Carminho renova a memória do fado e emociona o Rio em noite histórica no Vivo Rio
- Ana Soáres
- há 3 dias
- 3 min de leitura
Há noites em que a arte desce ao palco não apenas para ser vista, mas para transformar. Ontem (23), no Vivo Rio, Carminho protagonizou uma dessas raras travessias. Em seu primeiro show da nova turnê brasileira, diante de uma plateia lotada e absolutamente entregue, a fadista apresentou o repertório de “Eu Vou Morrer de Amor ou Resistir”, álbum lançado pela Sony Music que mergulha na tradição, mas emerge renovado, ousado, profundo.

O Rio assistiu a algo que ultrapassa o espetáculo. Algo que dialoga com identidade, memória e reinvenção. Carminho canta como quem convoca ancestrais. Como quem se oferece inteira. Como quem se recusa a deixar que a dor seja apenas dor, e a transforma em linguagem, cura e partilha.
A presença de nomes como Fernanda Montenegro, Caetano Veloso, Moreno Veloso, Marisa Monte, Otávio Müller e Bárbara Paz reforça o que o público já pressentia desde os primeiros acordes: aquela era uma noite que entraria para a história recente da música lusófona no Brasil.
Atravessamentos entre Portugal e Brasil
Desde a abertura, cada música foi recebida como reencontro. Entre as canções do novo álbum, “Balada do país que dói”, “Lá vai Lisboa”, “Pela minha voz” e “Saber”, marcada pela participação de Laurie Anderson na gravação original, criaram um silêncio atento que só os grandes artistas conseguem provocar. Carminho alterna fragilidade e firmeza, como quem tateia o mundo com a sensibilidade afiada de quem sabe exatamente o peso de cada palavra.
Mas não foi apenas Portugal que ecoou no palco. Em reverência carinhosa, a fadista incluiu no repertório “Chuva no Mar”, composta por Marisa Monte; “Como uma Onda”, de Lulu Santos e Nelson Motta; além de “Sabiá”, obra de Tom Jobim e Chico Buarque, que ela própria já havia eternizado em gravação de 2016. A plateia respondeu com nostalgia, como se assistisse ao reencontro de dois países que sempre cantaram a mesma dor, o mesmo afeto, a mesma saudade.
Ao final, o público se levantou para aplaudir. Não por gentileza, mas por comoção.
A intimidade de quem retorna ao lugar onde foi feliz
No meio do espetáculo, Carminho se abriu ao público. Disse que há quem recomende não voltar aos lugares onde se foi feliz. Mas que ela não acredita nisso. “O Brasil é casa. A primeira vez que vim foi de navio. Cada retorno me revigora”, afirmou, arrancando murmúrios emocionados de uma plateia que sentia o mesmo.
Há algo de profundamente político no gesto de retornar. De insistir no afeto. De recusar o esvaziamento que o mundo acelerado produz. Carminho não apenas canta fado. Ela restaura um pacto com o sentimento coletivo.

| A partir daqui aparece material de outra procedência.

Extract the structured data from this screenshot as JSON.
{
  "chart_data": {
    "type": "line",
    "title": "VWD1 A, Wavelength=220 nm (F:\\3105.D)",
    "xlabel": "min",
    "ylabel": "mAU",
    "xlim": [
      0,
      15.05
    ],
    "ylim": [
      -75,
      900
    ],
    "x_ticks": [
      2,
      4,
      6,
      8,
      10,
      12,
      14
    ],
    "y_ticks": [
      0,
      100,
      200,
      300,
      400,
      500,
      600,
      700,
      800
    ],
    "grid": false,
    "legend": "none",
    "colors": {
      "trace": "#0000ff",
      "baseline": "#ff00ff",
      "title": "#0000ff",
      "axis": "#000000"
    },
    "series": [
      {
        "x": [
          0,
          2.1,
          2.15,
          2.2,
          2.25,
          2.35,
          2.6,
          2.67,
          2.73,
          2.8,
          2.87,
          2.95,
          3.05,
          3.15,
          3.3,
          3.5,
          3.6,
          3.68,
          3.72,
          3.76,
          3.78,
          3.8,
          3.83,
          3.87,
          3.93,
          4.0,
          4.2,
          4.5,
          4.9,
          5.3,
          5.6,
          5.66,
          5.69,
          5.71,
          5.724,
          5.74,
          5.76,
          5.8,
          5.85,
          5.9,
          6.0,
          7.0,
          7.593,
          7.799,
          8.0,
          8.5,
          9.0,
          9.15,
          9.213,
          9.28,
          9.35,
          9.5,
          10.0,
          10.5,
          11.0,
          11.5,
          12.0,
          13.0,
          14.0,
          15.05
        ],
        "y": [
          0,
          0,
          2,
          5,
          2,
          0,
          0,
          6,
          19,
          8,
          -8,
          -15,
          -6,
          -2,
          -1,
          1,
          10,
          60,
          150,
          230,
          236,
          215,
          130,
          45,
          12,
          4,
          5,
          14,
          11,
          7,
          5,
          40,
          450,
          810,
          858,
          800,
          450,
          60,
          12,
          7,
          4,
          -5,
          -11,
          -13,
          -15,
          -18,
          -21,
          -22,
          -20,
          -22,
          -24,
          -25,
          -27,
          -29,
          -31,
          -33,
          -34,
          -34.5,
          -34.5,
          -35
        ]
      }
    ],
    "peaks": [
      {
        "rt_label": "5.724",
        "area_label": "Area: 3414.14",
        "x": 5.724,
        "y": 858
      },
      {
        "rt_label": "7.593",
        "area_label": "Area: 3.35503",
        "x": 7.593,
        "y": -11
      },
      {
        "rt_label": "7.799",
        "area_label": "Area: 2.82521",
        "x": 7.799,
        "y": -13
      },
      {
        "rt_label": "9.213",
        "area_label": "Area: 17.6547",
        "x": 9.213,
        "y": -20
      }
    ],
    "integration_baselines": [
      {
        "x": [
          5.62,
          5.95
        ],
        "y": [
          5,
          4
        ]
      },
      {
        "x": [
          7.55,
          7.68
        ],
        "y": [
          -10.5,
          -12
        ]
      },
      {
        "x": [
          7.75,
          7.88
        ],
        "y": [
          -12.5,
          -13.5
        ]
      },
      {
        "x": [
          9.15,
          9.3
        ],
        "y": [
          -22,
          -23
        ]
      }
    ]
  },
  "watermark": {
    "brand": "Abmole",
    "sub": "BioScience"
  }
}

Fado, eletricidade e invenção
No palco, a cantora apresentou uma sonoridade que amplia o fado sem o diluir. A tradição esteve representada pelos instrumentos clássicos, como a guitarra portuguesa e a viola de fado. Mas eles dialogaram com a guitarra elétrica, o Mellotron, o Cristal Baschet e as paisagens sonoras de Ondes Martenot. Um encontro improvável, mas profundamente harmonioso.
Carminho vem de uma linhagem que inclui Maria Teresa de Noronha, Beatriz da Conceição e Teresa Siqueira, sua mãe. E ainda assim, ousa ser nova. O fado, nela, torna-se corpo contemporâneo. Suas escolhas estéticas respondem à urgência do presente, ao desejo de se comunicar com uma geração que equilibra melancolia e velocidade.
Na banda, André Dias comandou a guitarra portuguesa com precisão afetuosa. Flávio Cardoso assumiu a viola de fado. Tiago Maia no baixo acústico ofereceu densidade. Pedro Geraldes trouxe o pulso da guitarra elétrica. E João Pimenta Gomes expandiu horizontes com Mellotron, Ondes Martenot e Cristal Baschet. Juntos, criaram um cenário emocional que parecia respirar junto com a artista.
A turnê segue
Depois da noite memorável no Rio, Carminho segue para São Paulo, onde se apresenta hoje no Cultura Artística. Na quarta-feira, encerra este primeiro trecho da turnê em Brasília. Cada apresentação carrega a promessa de novos encontros entre a tradição portuguesa e o coração multicultural do Brasil.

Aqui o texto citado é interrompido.